Enhancing Compressed Sensing with Graph Structural Constraints: A Novel Approach to Active Learning in Measurement Matrices

Compressed sensing on the graph, signals can be approximated by the graph and with the nodes containing information, so compressed sensing can collect information distributed on nodes or links. Also, compressed sensing on the graph becomes important due to the high cost of examining parameters one by one and the unavailability of information on some of them directly in the graph. In this article, by using the idea of ​​active learning and random walking, a method has been introduced to improve the construction of the measurement matrix in the field of the graph, so that information from the graph that is used in the construction of the measurement matrix (assuming that the measurement matrix is ​​underdetermined and non-horizontal) is introduced by the random walk method. They may be missed, identified, and, after observation, inserted into the measurement matrix, resulting in a stronger recovery of the original signal.
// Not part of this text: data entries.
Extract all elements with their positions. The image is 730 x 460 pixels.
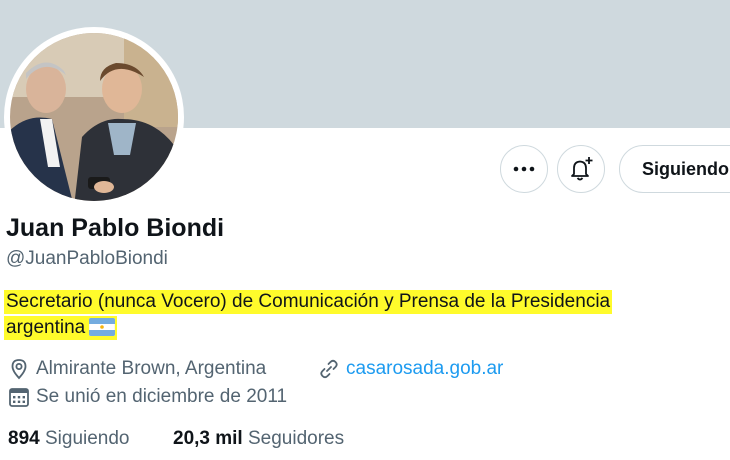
bio-text: argentina	[6, 317, 86, 338]
followers-count: 20,3 mil	[173, 428, 243, 449]
location-text: Almirante Brown, Argentina	[36, 358, 267, 379]
following-label: Siguiendo	[44, 428, 130, 449]
link-icon	[320, 359, 338, 379]
followers-stat[interactable]: 20,3 mil Seguidores	[173, 428, 344, 450]
profile-joined-date: Se unió en diciembre de 2011	[8, 386, 287, 408]
more-horizontal-icon	[513, 166, 535, 172]
followers-label: Seguidores	[248, 428, 345, 449]
location-pin-icon	[11, 359, 27, 380]
calendar-icon	[9, 388, 29, 407]
profile-name: Juan Pablo Biondi	[6, 214, 225, 242]
profile-location: Almirante Brown, Argentina	[8, 358, 266, 380]
following-stat[interactable]: 894 Siguiendo	[8, 428, 130, 450]
more-options-button[interactable]	[500, 145, 548, 193]
profile-bio-line-2: argentina	[4, 316, 118, 340]
following-button[interactable]: Siguiendo	[619, 145, 730, 193]
joined-text: Se unió en diciembre de 2011	[36, 386, 288, 407]
following-count: 894	[8, 428, 40, 449]
notifications-button[interactable]	[557, 145, 605, 193]
profile-avatar[interactable]	[4, 27, 184, 207]
website-link[interactable]: casarosada.gob.ar	[346, 358, 503, 380]
bell-plus-icon	[571, 157, 593, 181]
profile-handle: @JuanPabloBiondi	[6, 248, 168, 269]
argentina-flag-icon	[89, 318, 116, 336]
avatar-photo	[10, 33, 178, 201]
profile-bio-line-1: Secretario (nunca Vocero) de Comunicació…	[4, 290, 613, 314]
profile-website[interactable]: casarosada.gob.ar	[318, 358, 503, 380]
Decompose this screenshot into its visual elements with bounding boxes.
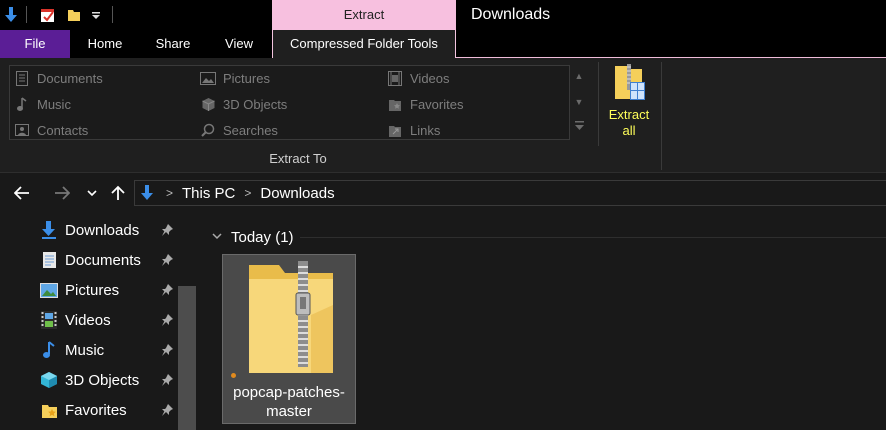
customize-dropdown-icon[interactable] [88,5,104,25]
group-header-today[interactable]: Today (1) [212,228,294,246]
compressed-folder-icon [245,259,337,380]
sidebar-item-downloads[interactable]: Downloads [40,218,180,242]
new-folder-icon[interactable] [64,5,84,25]
ribbon-divider [598,62,599,146]
pin-icon[interactable] [160,253,174,267]
gallery-scroll: ▲ ▼ [571,65,587,140]
pin-icon[interactable] [160,313,174,327]
document-icon [14,70,30,86]
gallery-scroll-down-icon[interactable]: ▼ [571,91,587,113]
extract-to-contacts[interactable]: Contacts [14,119,88,141]
toolbar-divider [112,6,113,23]
extract-to-searches[interactable]: Searches [200,119,278,141]
links-icon [387,122,403,138]
window-title: Downloads [471,6,551,23]
extract-all-label-line1: Extract [608,107,650,122]
downloads-arrow-icon[interactable] [2,5,20,25]
pin-icon[interactable] [160,403,174,417]
contacts-icon [14,122,30,138]
extract-to-group-label: Extract To [269,151,327,166]
recent-locations-chevron-icon[interactable] [80,182,104,204]
up-arrow-icon[interactable] [106,182,130,204]
collapse-chevron-icon[interactable] [212,232,222,243]
breadcrumb-this-pc[interactable]: This PC [182,185,235,202]
file-name: popcap-patches- master [233,384,345,420]
extract-to-pictures[interactable]: Pictures [200,67,270,89]
forward-arrow-icon[interactable] [50,182,74,204]
file-tile-popcap-patches-master[interactable]: popcap-patches- master [222,254,356,424]
extract-to-links[interactable]: Links [387,119,440,141]
videos-icon [40,311,58,329]
sidebar-item-pictures[interactable]: Pictures [40,278,180,302]
3d-objects-icon [200,96,216,112]
sidebar-item-music[interactable]: Music [40,338,180,362]
tab-file[interactable]: File [0,30,70,58]
navigation-bar: > This PC > Downloads [0,174,886,212]
3d-objects-icon [40,371,58,389]
status-dot [231,373,236,378]
pin-icon[interactable] [160,343,174,357]
ribbon-tabs: File Home Share View Compressed Folder T… [0,30,886,58]
title-bar: Extract Downloads [0,0,886,30]
extract-all-button[interactable]: Extract all [604,62,654,146]
group-divider [300,237,886,238]
ribbon-divider [661,62,662,170]
extract-to-documents[interactable]: Documents [14,67,103,89]
tab-share[interactable]: Share [140,30,206,58]
pin-icon[interactable] [160,223,174,237]
navigation-pane: Downloads Documents Pictures Videos Musi… [0,214,198,430]
breadcrumb-separator[interactable]: > [166,186,173,200]
extract-context-header: Extract [272,0,456,30]
music-icon [40,341,58,359]
tab-home[interactable]: Home [70,30,140,58]
videos-icon [387,70,403,86]
back-arrow-icon[interactable] [10,182,34,204]
properties-check-icon[interactable] [38,5,58,25]
group-header-label: Today (1) [231,228,294,246]
extract-to-favorites[interactable]: Favorites [387,93,463,115]
pin-icon[interactable] [160,283,174,297]
extract-to-gallery: Documents Music Contacts Pictures 3D Obj… [9,65,570,140]
extract-to-music[interactable]: Music [14,93,71,115]
file-list: Today (1) popcap-patches- master [198,214,886,430]
downloads-icon [40,221,58,239]
ribbon: Documents Music Contacts Pictures 3D Obj… [0,58,886,173]
music-icon [14,96,30,112]
sidebar-scrollbar-thumb[interactable] [178,286,196,430]
address-bar[interactable]: > This PC > Downloads [134,180,886,206]
breadcrumb-separator[interactable]: > [244,186,251,200]
favorites-icon [40,401,58,419]
sidebar-item-3d-objects[interactable]: 3D Objects [40,368,180,392]
downloads-location-icon [140,185,156,201]
extract-to-3d-objects[interactable]: 3D Objects [200,93,287,115]
documents-icon [40,251,58,269]
extract-all-icon [612,62,646,105]
extract-all-label-line2: all [622,123,636,138]
sidebar-item-favorites[interactable]: Favorites [40,398,180,422]
sidebar-item-documents[interactable]: Documents [40,248,180,272]
toolbar-divider [26,6,27,23]
gallery-expand-icon[interactable] [571,117,587,139]
pin-icon[interactable] [160,373,174,387]
pictures-icon [40,281,58,299]
searches-icon [200,122,216,138]
gallery-scroll-up-icon[interactable]: ▲ [571,65,587,87]
tab-view[interactable]: View [206,30,272,58]
tab-compressed-folder-tools[interactable]: Compressed Folder Tools [272,30,456,58]
extract-to-videos[interactable]: Videos [387,67,450,89]
favorites-icon [387,96,403,112]
pictures-icon [200,70,216,86]
sidebar-item-videos[interactable]: Videos [40,308,180,332]
breadcrumb-downloads[interactable]: Downloads [260,185,334,202]
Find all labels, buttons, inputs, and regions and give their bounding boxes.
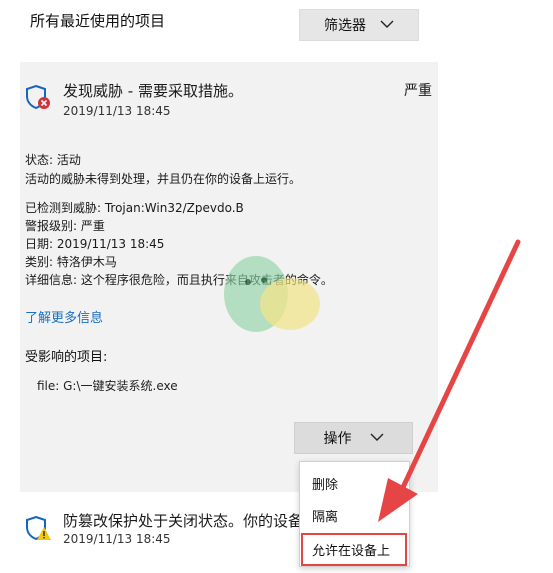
shield-threat-icon (24, 84, 52, 112)
watermark-logo (218, 246, 328, 336)
learn-more-link[interactable]: 了解更多信息 (25, 307, 103, 326)
menu-item-remove[interactable]: 删除 (312, 474, 338, 493)
date-line: 日期: 2019/11/13 18:45 (25, 237, 165, 251)
alert-level-line: 警报级别: 严重 (25, 219, 105, 233)
chevron-down-icon (380, 17, 394, 33)
filter-button[interactable]: 筛选器 (299, 9, 419, 41)
threat-date: 2019/11/13 18:45 (63, 104, 171, 118)
detected-threat-line: 已检测到威胁: Trojan:Win32/Zpevdo.B (25, 201, 244, 215)
category-line: 类别: 特洛伊木马 (25, 255, 117, 269)
filter-label: 筛选器 (324, 18, 366, 34)
action-label: 操作 (323, 431, 352, 447)
threat-title: 发现威胁 - 需要采取措施。 (63, 82, 243, 100)
annotation-arrow (360, 230, 540, 530)
menu-item-quarantine[interactable]: 隔离 (312, 506, 338, 525)
affected-items-heading: 受影响的项目: (25, 350, 108, 365)
status-description: 活动的威胁未得到处理，并且仍在你的设备上运行。 (25, 172, 302, 186)
tamper-protection-date: 2019/11/13 18:45 (63, 532, 171, 546)
severity-badge: 严重 (404, 83, 432, 99)
page-title: 所有最近使用的项目 (30, 12, 166, 30)
status-line: 状态: 活动 (25, 153, 81, 167)
affected-file: file: G:\一键安装系统.exe (37, 379, 178, 393)
tamper-protection-title: 防篡改保护处于关闭状态。你的设备 (63, 512, 299, 530)
shield-warning-icon (24, 515, 52, 543)
highlight-box (301, 533, 407, 566)
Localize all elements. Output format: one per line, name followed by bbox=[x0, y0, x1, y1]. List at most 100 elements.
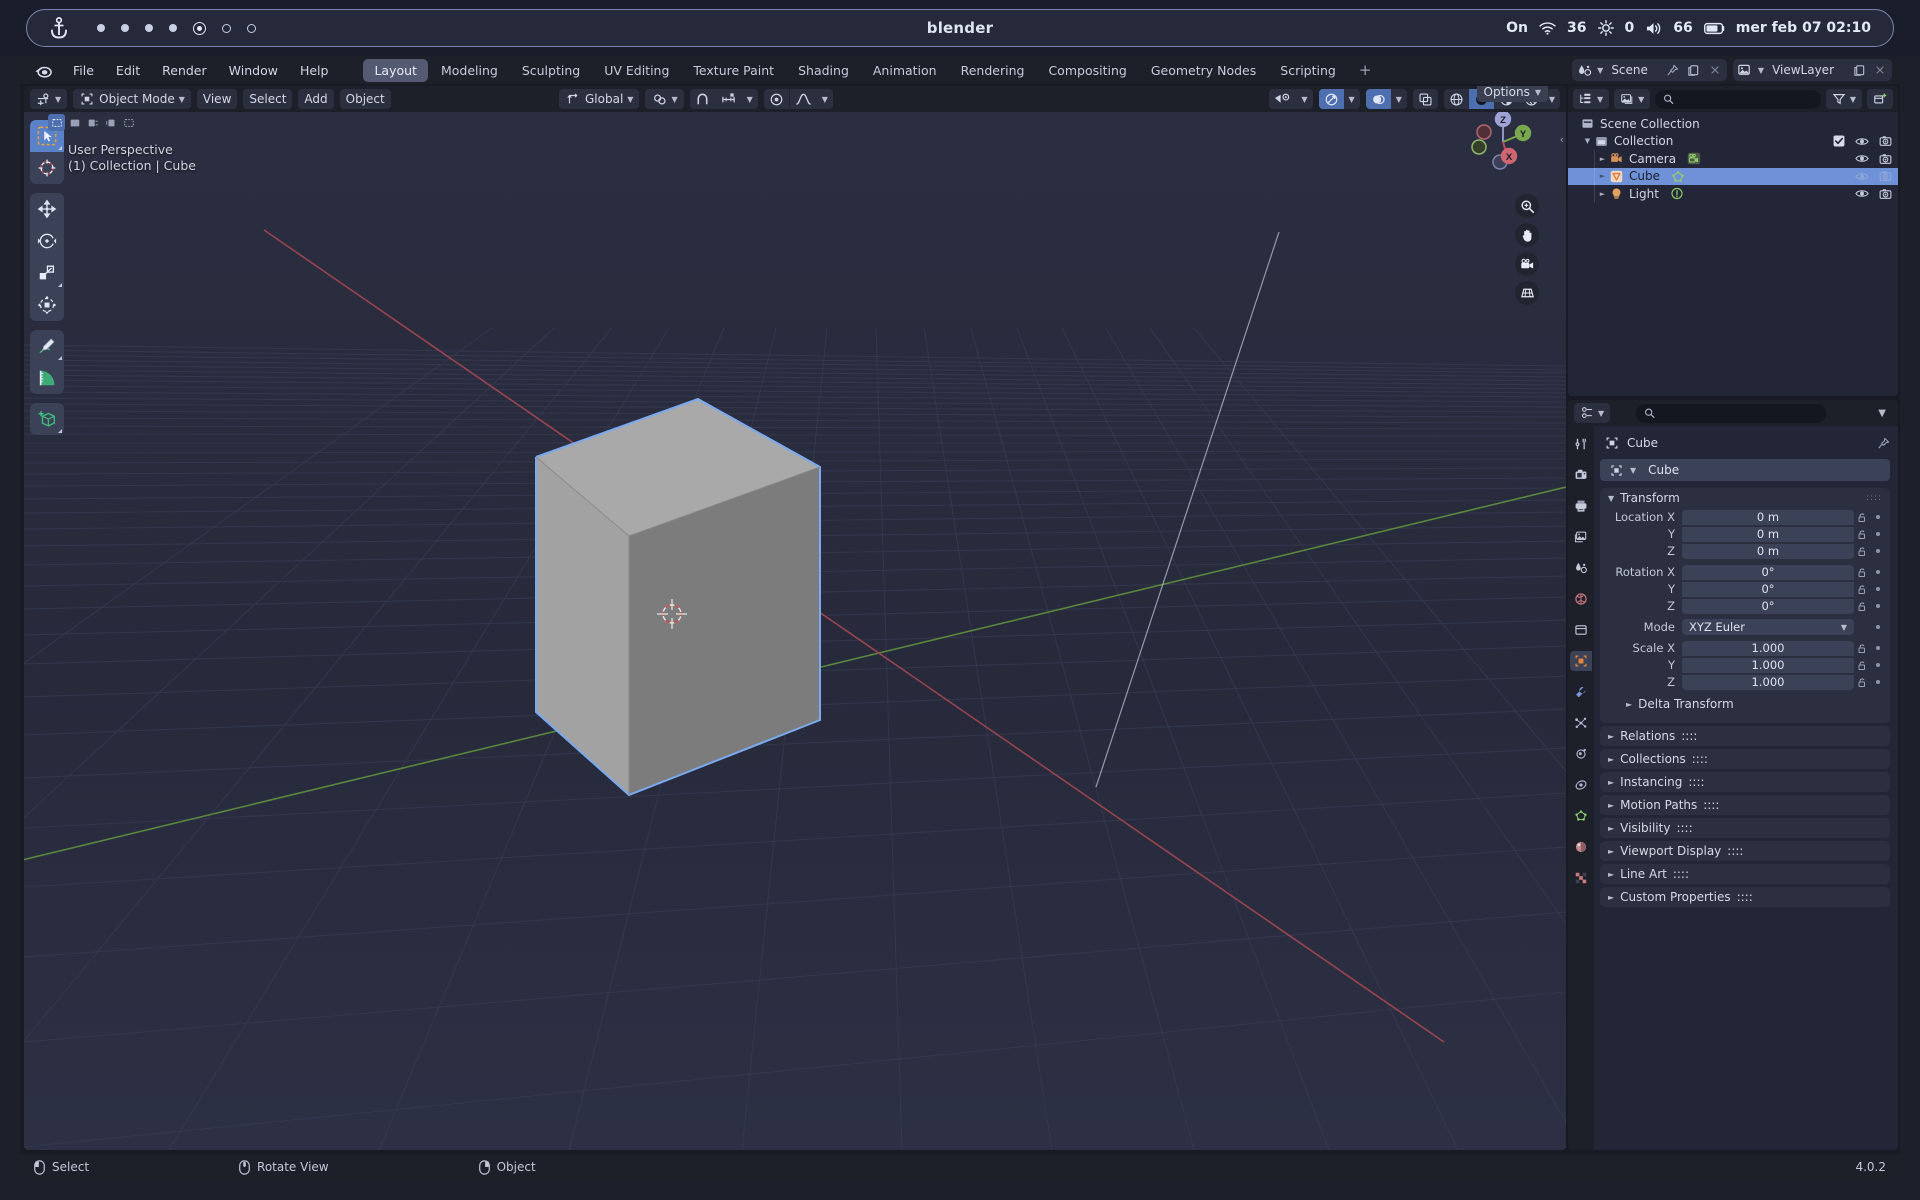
viewport-canvas[interactable] bbox=[24, 112, 1566, 1150]
3d-viewport[interactable]: ▼ Object Mode ▼ View Select Add Object G… bbox=[24, 86, 1566, 1150]
expand-triangle-icon[interactable]: ► bbox=[1597, 172, 1608, 180]
properties-tab-particles[interactable] bbox=[1570, 713, 1592, 733]
drag-grip-icon[interactable]: :::: bbox=[1676, 821, 1692, 835]
rotation-z-field[interactable]: 0° bbox=[1682, 598, 1854, 614]
gizmo-toggle-group[interactable]: ▼ bbox=[1318, 89, 1360, 109]
animate-property-icon[interactable] bbox=[1871, 680, 1884, 684]
animate-property-icon[interactable] bbox=[1871, 604, 1884, 608]
expand-triangle-icon[interactable]: ► bbox=[1597, 155, 1608, 163]
tab-geometry-nodes[interactable]: Geometry Nodes bbox=[1140, 59, 1267, 82]
pin-icon[interactable] bbox=[1665, 62, 1681, 78]
expand-triangle-icon[interactable]: ▼ bbox=[1582, 137, 1593, 145]
lock-icon[interactable] bbox=[1854, 567, 1871, 578]
outliner-search-input[interactable] bbox=[1679, 92, 1813, 106]
clock-datetime[interactable]: mer feb 07 02:10 bbox=[1736, 20, 1871, 36]
new-viewlayer-icon[interactable] bbox=[1851, 62, 1867, 78]
properties-editor-icon[interactable]: ▼ bbox=[1574, 403, 1611, 423]
location-y-row[interactable]: Y 0 m bbox=[1606, 526, 1884, 542]
scale-z-field[interactable]: 1.000 bbox=[1682, 674, 1854, 690]
select-mode-circle-icon[interactable] bbox=[84, 114, 101, 131]
workspace-dot-2[interactable] bbox=[121, 24, 129, 32]
panel-collections[interactable]: ► Collections :::: bbox=[1600, 749, 1890, 769]
chevron-down-icon[interactable]: ▼ bbox=[742, 89, 758, 109]
show-overlays-icon[interactable] bbox=[1365, 89, 1391, 109]
xray-toggle[interactable] bbox=[1412, 89, 1438, 109]
annotate-tool[interactable] bbox=[30, 330, 64, 362]
location-y-field[interactable]: 0 m bbox=[1682, 526, 1854, 542]
proportional-editing-icon[interactable] bbox=[764, 89, 789, 109]
light-data-icon[interactable] bbox=[1669, 186, 1685, 202]
menu-window[interactable]: Window bbox=[218, 59, 289, 82]
eye-icon[interactable] bbox=[1855, 153, 1869, 164]
camera-render-icon[interactable] bbox=[1879, 135, 1892, 147]
camera-render-icon[interactable] bbox=[1879, 170, 1892, 182]
outliner-display-mode-icon[interactable]: ▼ bbox=[1573, 89, 1610, 109]
measure-tool[interactable] bbox=[30, 362, 64, 394]
rotate-tool[interactable] bbox=[30, 225, 64, 257]
tool-expand-corner[interactable] bbox=[58, 283, 62, 287]
lock-icon[interactable] bbox=[1854, 660, 1871, 671]
tab-layout[interactable]: Layout bbox=[363, 58, 428, 82]
proportional-editing-group[interactable]: ▼ bbox=[763, 89, 833, 109]
animate-property-icon[interactable] bbox=[1871, 587, 1884, 591]
workspace-dot-active[interactable] bbox=[193, 21, 206, 35]
drag-grip-icon[interactable]: :::: bbox=[1737, 890, 1753, 904]
outliner-tree[interactable]: Scene Collection ▼ Collection ► Camera ►… bbox=[1568, 112, 1898, 203]
viewport-menu-object[interactable]: Object bbox=[339, 89, 391, 109]
outliner-search[interactable] bbox=[1655, 89, 1821, 109]
select-mode-all-icon[interactable] bbox=[120, 114, 137, 131]
add-cube-tool[interactable] bbox=[30, 403, 64, 435]
properties-tab-object-data[interactable] bbox=[1570, 806, 1592, 826]
properties-tab-view-layer[interactable] bbox=[1570, 527, 1592, 547]
magnet-icon[interactable] bbox=[690, 89, 715, 109]
workspace-dot-7[interactable] bbox=[247, 23, 256, 33]
rotation-x-field[interactable]: 0° bbox=[1682, 564, 1854, 580]
properties-tab-scene[interactable] bbox=[1570, 558, 1592, 578]
select-mode-lasso-icon[interactable] bbox=[102, 114, 119, 131]
animate-property-icon[interactable] bbox=[1871, 663, 1884, 667]
location-z-field[interactable]: 0 m bbox=[1682, 543, 1854, 559]
properties-tab-material[interactable] bbox=[1570, 837, 1592, 857]
panel-custom-properties[interactable]: ► Custom Properties :::: bbox=[1600, 887, 1890, 907]
object-visibility-icon[interactable] bbox=[1269, 89, 1296, 109]
sidebar-toggle-arrow[interactable]: ‹ bbox=[1560, 133, 1564, 146]
tab-uv-editing[interactable]: UV Editing bbox=[593, 59, 680, 82]
volume-icon[interactable] bbox=[1645, 21, 1662, 36]
snap-target-icon[interactable] bbox=[715, 89, 742, 109]
animate-property-icon[interactable] bbox=[1871, 570, 1884, 574]
lock-icon[interactable] bbox=[1854, 677, 1871, 688]
properties-body[interactable]: Cube ▼ Cube ▼ Transform:::: Location X … bbox=[1594, 426, 1898, 1150]
eye-icon[interactable] bbox=[1855, 188, 1869, 199]
properties-tab-constraints[interactable] bbox=[1570, 775, 1592, 795]
rotation-y-field[interactable]: 0° bbox=[1682, 581, 1854, 597]
drag-grip-icon[interactable]: :::: bbox=[1688, 775, 1704, 789]
interaction-mode-selector[interactable]: Object Mode ▼ bbox=[73, 89, 191, 109]
transform-panel-header[interactable]: ▼ Transform :::: bbox=[1600, 488, 1890, 508]
location-x-field[interactable]: 0 m bbox=[1682, 509, 1854, 525]
xray-icon[interactable] bbox=[1413, 89, 1438, 109]
visibility-selector[interactable]: ▼ bbox=[1269, 89, 1313, 109]
drag-grip-icon[interactable]: :::: bbox=[1692, 752, 1708, 766]
falloff-curve-icon[interactable] bbox=[788, 89, 817, 109]
zoom-icon[interactable] bbox=[1515, 194, 1539, 218]
pin-icon[interactable] bbox=[1877, 437, 1890, 450]
brightness-icon[interactable] bbox=[1597, 20, 1614, 36]
remove-viewlayer-icon[interactable] bbox=[1872, 62, 1888, 78]
battery-icon[interactable] bbox=[1703, 22, 1725, 35]
properties-tab-physics[interactable] bbox=[1570, 744, 1592, 764]
remove-scene-icon[interactable] bbox=[1707, 62, 1723, 78]
viewport-scene[interactable] bbox=[24, 112, 1566, 1150]
drag-grip-icon[interactable]: :::: bbox=[1703, 798, 1719, 812]
scale-z-row[interactable]: Z 1.000 bbox=[1606, 674, 1884, 690]
tab-sculpting[interactable]: Sculpting bbox=[511, 59, 591, 82]
lock-icon[interactable] bbox=[1854, 512, 1871, 523]
animate-property-icon[interactable] bbox=[1871, 646, 1884, 650]
animate-property-icon[interactable] bbox=[1871, 515, 1884, 519]
scene-selector[interactable]: ▼ Scene bbox=[1572, 59, 1727, 81]
scale-x-row[interactable]: Scale X 1.000 bbox=[1606, 640, 1884, 656]
properties-search-input[interactable] bbox=[1660, 406, 1819, 420]
camera-render-icon[interactable] bbox=[1879, 153, 1892, 165]
rotation-x-row[interactable]: Rotation X 0° bbox=[1606, 564, 1884, 580]
navigation-gizmo[interactable]: Z Y X bbox=[1464, 104, 1542, 182]
lock-icon[interactable] bbox=[1854, 643, 1871, 654]
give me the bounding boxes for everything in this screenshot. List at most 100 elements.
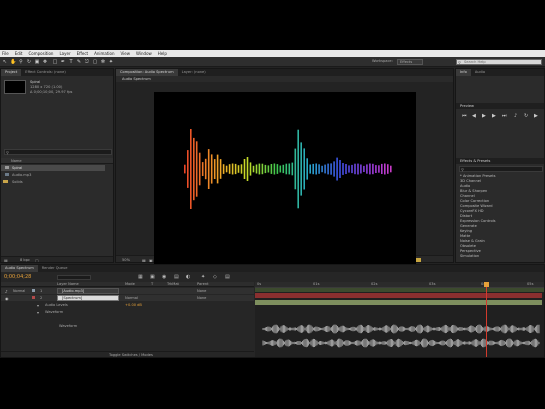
grid-icon[interactable]: ▦ [142,258,146,262]
list-item[interactable]: Audio.mp3 [1,172,105,178]
first-frame-icon[interactable]: ⏮ [462,113,467,119]
auto-keyframe-icon[interactable]: ◇ [213,274,217,280]
draft-3d-icon[interactable]: ▣ [150,274,155,280]
tab-audio[interactable]: Audio [471,69,489,76]
column-header-t[interactable]: T [151,282,153,286]
column-header-layer-name[interactable]: Layer Name [57,282,79,286]
zoom-dropdown[interactable]: 50% [122,258,130,262]
eraser-tool-icon[interactable]: ▢ [92,59,98,65]
frame-blending-icon[interactable]: ▤ [174,274,179,280]
eye-visibility-icon[interactable]: ◉ [5,296,9,301]
effects-search-input[interactable]: ⚲ [459,166,543,172]
expand-triangle-icon[interactable]: ▾ [37,310,39,315]
playhead-line[interactable] [486,282,487,357]
ram-preview-icon[interactable]: ▶ [534,113,538,119]
rectangle-tool-icon[interactable]: □ [52,59,58,65]
brainstorm-icon[interactable]: ✦ [201,274,205,280]
effect-category-item[interactable]: Color Correction [460,199,489,203]
current-time-indicator-handle[interactable] [484,282,489,287]
effect-category-item[interactable]: Obsolete [460,244,476,248]
hide-shy-layers-icon[interactable]: ◉ [162,274,166,280]
tab-info[interactable]: Info [456,69,471,76]
work-area-bar[interactable] [255,288,544,292]
effect-category-item[interactable]: Noise & Grain [460,239,485,243]
tab-render-queue[interactable]: Render Queue [38,265,72,272]
table-row[interactable]: ◉ 2 [Spectrum] Normal None [1,295,254,301]
effect-category-item[interactable]: Expression Controls [460,219,496,223]
interpret-footage-icon[interactable]: ▦ [4,258,8,262]
effect-category-item[interactable]: * Animation Presets [460,174,495,178]
audio-levels-value[interactable]: +0.00 dB [125,303,142,307]
fast-preview-icon[interactable] [416,258,421,262]
tab-composition[interactable]: Composition: Audio Spectrum [116,69,178,76]
tab-timeline-audio-spectrum[interactable]: Audio Spectrum [1,265,38,272]
audio-toggle-icon[interactable]: ♪ [5,289,8,294]
effect-category-item[interactable]: Audio [460,184,470,188]
tab-effect-controls[interactable]: Effect Controls: (none) [21,69,69,76]
column-header-parent[interactable]: Parent [197,282,209,286]
effect-category-item[interactable]: Perspective [460,249,481,253]
effect-category-item[interactable]: Blur & Sharpen [460,189,487,193]
roto-brush-tool-icon[interactable]: ✻ [100,59,106,65]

To test this method, firstly, from the data set containing five hundred and ninety as the initial signal, the measurement matrix is ​​constructed with two random walking methods and the proposed method, and the output vector is obtained from it, then the initial thin signal is received with two recovery algorithms, convex optimization and model is recovered and finally calculates the amount of error and the degree of similarity of the four recovered signals compared to the original signal and from their comparison, it is clear that the recovery of the thin signal from the matrix made by the proposed method and the recovery with the convex optimization algorithm has the highest The degree of similarity and the lowest amount of error with the original signal is compared to the other three recovered signals.